After structuring the plan, ask the user how they want to receive it using the platform's blocking question tool: `AskUserQuestion` in Claude Code (call `ToolSearch` with `select:AskUserQuestion` first if its schema isn't loaded) or `request_user_input` in Codex. Fall back to numbered options in chat only when no blocking tool exists or the call errors (e.g., Codex edit modes) — not because a schema load is required. Never silently skip the question.

**Question:** "Plan ready. How would you like to receive it?"

**Options:**

1. **Save to disk** — Write the plan as a markdown file. Ask where:
   - `docs/plans/` (only show if this directory exists)
   - Current working directory
   - `/tmp`
   - A custom path
   - Use filename convention: `YYYY-MM-DD-<descriptive-name>-plan.md`
   - Start the document with a `# Title` heading, followed by `Created: YYYY-MM-DD` on the next line. No YAML frontmatter.

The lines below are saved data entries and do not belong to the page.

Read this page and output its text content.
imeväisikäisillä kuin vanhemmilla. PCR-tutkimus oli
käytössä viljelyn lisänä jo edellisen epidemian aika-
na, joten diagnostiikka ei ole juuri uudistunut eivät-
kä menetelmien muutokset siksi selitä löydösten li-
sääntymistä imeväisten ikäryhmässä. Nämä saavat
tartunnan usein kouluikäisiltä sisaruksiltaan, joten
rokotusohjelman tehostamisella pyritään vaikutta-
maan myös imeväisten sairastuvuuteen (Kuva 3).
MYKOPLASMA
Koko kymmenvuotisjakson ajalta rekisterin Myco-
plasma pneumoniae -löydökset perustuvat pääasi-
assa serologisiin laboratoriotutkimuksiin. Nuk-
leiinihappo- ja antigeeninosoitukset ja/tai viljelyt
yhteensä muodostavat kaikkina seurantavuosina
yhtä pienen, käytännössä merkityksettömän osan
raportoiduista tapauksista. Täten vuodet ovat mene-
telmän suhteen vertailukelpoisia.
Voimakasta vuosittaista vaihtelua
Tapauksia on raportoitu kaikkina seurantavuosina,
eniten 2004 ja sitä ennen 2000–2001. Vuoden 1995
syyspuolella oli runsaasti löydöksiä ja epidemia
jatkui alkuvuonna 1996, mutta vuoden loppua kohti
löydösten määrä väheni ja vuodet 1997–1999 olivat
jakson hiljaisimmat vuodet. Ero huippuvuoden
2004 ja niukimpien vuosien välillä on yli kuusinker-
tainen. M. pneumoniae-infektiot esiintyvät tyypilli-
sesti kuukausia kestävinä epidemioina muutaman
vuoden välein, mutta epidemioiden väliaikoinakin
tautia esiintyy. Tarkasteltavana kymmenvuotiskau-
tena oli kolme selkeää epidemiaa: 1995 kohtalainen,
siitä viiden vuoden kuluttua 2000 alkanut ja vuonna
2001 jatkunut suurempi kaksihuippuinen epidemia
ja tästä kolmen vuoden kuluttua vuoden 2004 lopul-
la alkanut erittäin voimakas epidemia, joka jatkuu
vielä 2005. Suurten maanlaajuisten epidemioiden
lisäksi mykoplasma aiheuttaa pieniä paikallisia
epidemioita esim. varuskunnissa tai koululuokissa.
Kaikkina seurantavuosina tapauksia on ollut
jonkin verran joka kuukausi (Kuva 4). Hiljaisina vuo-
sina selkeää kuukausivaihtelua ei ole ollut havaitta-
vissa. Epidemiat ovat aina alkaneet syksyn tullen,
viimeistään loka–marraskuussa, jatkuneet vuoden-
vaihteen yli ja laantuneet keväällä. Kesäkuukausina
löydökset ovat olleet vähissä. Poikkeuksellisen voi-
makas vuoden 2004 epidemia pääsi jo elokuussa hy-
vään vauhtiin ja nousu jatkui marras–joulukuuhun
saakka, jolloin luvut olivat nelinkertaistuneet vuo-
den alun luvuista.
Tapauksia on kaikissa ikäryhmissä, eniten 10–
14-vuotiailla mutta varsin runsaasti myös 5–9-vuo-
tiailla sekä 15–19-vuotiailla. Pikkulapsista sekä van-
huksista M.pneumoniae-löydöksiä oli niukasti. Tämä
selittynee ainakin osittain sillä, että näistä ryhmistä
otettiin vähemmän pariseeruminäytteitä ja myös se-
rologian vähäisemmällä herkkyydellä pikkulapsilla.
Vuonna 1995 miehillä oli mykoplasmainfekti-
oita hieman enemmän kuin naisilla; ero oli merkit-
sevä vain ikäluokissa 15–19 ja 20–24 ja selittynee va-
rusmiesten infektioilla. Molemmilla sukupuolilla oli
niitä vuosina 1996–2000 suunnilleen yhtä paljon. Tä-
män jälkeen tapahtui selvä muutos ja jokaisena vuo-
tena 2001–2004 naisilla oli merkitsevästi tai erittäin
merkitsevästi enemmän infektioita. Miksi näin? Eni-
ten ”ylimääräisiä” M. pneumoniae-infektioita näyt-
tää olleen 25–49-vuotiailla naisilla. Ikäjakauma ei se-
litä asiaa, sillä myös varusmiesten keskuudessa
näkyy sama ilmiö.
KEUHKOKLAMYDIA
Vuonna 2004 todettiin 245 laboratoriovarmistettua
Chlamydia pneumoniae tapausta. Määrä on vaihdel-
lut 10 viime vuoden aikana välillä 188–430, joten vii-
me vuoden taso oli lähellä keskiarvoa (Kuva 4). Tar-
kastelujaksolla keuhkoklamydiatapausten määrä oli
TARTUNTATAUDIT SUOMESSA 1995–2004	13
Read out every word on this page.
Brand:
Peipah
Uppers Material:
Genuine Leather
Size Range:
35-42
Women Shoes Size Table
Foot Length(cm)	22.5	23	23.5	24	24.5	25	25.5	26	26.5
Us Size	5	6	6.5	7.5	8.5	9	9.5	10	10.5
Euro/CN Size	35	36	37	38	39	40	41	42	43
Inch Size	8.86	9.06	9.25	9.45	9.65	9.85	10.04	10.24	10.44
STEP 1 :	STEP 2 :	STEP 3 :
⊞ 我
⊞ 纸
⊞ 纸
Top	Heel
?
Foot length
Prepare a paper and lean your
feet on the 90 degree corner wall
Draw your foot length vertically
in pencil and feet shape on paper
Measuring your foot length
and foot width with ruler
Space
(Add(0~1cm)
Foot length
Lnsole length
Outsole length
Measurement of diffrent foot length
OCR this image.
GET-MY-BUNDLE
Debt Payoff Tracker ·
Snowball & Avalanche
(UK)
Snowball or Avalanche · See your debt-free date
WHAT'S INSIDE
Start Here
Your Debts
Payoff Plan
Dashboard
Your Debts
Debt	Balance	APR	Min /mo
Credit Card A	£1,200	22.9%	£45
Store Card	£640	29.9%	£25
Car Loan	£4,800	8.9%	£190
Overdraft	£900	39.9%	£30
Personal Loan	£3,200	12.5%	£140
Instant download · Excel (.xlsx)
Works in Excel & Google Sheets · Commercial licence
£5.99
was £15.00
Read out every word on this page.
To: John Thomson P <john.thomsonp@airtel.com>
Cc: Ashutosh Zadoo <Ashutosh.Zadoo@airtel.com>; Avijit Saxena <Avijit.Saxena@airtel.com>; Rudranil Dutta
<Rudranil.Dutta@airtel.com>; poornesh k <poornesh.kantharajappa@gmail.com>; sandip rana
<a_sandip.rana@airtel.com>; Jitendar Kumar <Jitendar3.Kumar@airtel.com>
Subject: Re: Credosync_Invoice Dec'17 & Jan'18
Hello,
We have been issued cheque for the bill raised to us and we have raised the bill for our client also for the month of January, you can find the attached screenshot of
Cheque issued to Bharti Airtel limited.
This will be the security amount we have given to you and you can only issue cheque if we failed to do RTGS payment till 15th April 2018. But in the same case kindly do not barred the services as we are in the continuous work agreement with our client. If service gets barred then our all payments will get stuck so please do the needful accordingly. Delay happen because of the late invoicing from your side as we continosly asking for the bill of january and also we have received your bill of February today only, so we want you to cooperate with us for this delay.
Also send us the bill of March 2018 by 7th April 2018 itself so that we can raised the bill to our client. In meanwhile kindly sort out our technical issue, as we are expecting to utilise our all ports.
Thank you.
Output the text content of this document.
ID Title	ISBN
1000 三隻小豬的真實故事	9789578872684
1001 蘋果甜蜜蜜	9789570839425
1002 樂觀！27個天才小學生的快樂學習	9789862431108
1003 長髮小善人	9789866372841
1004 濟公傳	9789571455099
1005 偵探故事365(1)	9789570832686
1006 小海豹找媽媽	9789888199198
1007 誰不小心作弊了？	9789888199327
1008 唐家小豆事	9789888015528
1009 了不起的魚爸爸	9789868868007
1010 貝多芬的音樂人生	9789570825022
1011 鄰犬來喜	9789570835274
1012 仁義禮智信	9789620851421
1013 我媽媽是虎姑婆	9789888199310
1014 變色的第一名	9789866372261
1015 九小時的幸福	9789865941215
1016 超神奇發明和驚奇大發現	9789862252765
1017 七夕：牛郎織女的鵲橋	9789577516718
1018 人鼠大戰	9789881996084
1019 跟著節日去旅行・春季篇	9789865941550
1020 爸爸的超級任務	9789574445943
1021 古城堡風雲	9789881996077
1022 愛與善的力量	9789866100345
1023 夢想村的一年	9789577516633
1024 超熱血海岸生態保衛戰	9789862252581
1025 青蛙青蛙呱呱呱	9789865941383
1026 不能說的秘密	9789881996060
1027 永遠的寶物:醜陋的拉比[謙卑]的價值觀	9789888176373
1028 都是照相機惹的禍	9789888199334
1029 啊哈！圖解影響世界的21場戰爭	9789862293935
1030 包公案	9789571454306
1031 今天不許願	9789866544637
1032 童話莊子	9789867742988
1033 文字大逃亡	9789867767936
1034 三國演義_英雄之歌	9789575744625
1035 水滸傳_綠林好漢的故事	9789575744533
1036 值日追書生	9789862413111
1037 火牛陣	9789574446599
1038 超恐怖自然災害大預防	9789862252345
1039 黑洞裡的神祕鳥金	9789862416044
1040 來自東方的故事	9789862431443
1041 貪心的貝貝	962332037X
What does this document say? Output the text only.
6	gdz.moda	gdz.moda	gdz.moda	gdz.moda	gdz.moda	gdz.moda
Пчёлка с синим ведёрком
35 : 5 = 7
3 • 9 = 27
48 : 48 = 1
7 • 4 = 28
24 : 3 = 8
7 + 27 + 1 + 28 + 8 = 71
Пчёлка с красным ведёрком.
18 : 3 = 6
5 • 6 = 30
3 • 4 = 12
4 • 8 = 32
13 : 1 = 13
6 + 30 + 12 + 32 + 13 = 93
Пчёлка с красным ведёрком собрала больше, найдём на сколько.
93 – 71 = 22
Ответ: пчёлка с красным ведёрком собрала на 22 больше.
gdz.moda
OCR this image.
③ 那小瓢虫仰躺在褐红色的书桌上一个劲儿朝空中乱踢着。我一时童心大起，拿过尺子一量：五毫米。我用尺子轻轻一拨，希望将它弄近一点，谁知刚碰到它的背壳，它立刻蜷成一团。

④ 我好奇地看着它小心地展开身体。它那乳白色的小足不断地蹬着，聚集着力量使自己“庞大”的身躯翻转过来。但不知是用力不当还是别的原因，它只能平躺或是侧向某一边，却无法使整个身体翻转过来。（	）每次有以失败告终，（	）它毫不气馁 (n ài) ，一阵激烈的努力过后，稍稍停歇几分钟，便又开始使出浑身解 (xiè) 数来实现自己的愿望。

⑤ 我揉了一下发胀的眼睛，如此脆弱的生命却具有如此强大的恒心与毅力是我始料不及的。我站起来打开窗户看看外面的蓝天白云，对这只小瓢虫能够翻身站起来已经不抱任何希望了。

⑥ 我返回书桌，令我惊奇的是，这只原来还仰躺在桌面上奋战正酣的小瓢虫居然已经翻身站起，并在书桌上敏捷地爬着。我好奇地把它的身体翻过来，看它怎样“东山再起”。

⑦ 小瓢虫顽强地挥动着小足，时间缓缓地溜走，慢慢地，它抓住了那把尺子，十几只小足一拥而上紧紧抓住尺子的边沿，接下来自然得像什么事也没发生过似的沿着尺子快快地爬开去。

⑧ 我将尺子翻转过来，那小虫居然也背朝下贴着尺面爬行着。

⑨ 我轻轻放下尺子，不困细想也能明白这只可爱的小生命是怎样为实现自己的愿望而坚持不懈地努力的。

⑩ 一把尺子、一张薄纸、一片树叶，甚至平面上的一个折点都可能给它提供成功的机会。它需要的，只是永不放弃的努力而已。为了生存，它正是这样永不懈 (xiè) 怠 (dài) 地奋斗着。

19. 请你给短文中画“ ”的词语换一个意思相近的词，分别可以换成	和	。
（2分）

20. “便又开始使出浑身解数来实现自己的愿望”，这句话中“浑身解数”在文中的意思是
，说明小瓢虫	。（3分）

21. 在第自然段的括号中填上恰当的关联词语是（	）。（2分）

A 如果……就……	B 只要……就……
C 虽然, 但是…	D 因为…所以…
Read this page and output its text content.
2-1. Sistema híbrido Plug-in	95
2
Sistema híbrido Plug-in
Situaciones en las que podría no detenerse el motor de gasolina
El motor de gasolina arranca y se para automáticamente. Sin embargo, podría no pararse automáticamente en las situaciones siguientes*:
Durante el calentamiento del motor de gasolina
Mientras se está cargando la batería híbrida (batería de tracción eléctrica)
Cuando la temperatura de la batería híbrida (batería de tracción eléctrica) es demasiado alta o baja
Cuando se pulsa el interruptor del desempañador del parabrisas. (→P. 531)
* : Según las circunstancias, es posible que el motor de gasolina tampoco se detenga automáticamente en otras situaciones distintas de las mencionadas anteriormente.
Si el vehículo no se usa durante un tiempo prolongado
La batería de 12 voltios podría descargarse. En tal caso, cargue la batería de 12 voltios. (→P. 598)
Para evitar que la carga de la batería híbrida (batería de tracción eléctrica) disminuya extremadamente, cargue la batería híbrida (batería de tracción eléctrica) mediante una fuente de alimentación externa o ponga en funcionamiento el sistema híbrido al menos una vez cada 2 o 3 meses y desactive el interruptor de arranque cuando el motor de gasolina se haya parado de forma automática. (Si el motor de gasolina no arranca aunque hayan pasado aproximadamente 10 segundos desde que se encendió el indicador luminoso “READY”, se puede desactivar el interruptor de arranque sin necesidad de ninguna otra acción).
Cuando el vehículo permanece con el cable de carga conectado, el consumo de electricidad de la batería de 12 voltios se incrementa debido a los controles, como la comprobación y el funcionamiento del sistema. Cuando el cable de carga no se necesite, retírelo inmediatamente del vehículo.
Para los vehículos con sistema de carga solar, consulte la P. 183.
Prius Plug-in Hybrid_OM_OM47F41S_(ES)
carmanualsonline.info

2. **Open in Proof (web app) — review and comment to iterate with the agent** — Open the doc in Every's Proof editor, iterate with the agent via comments, or copy a link to share with others. Load the `proof` skill to create and open the document (host-provided; if the host does not expose it, tell the user this review surface is unavailable).

3. **Save to disk AND open in Proof** — Do both: write the markdown file to disk and open the doc in Proof for review.

Do not offer the software work entrypoint or issue creation (not applicable to non-software plans).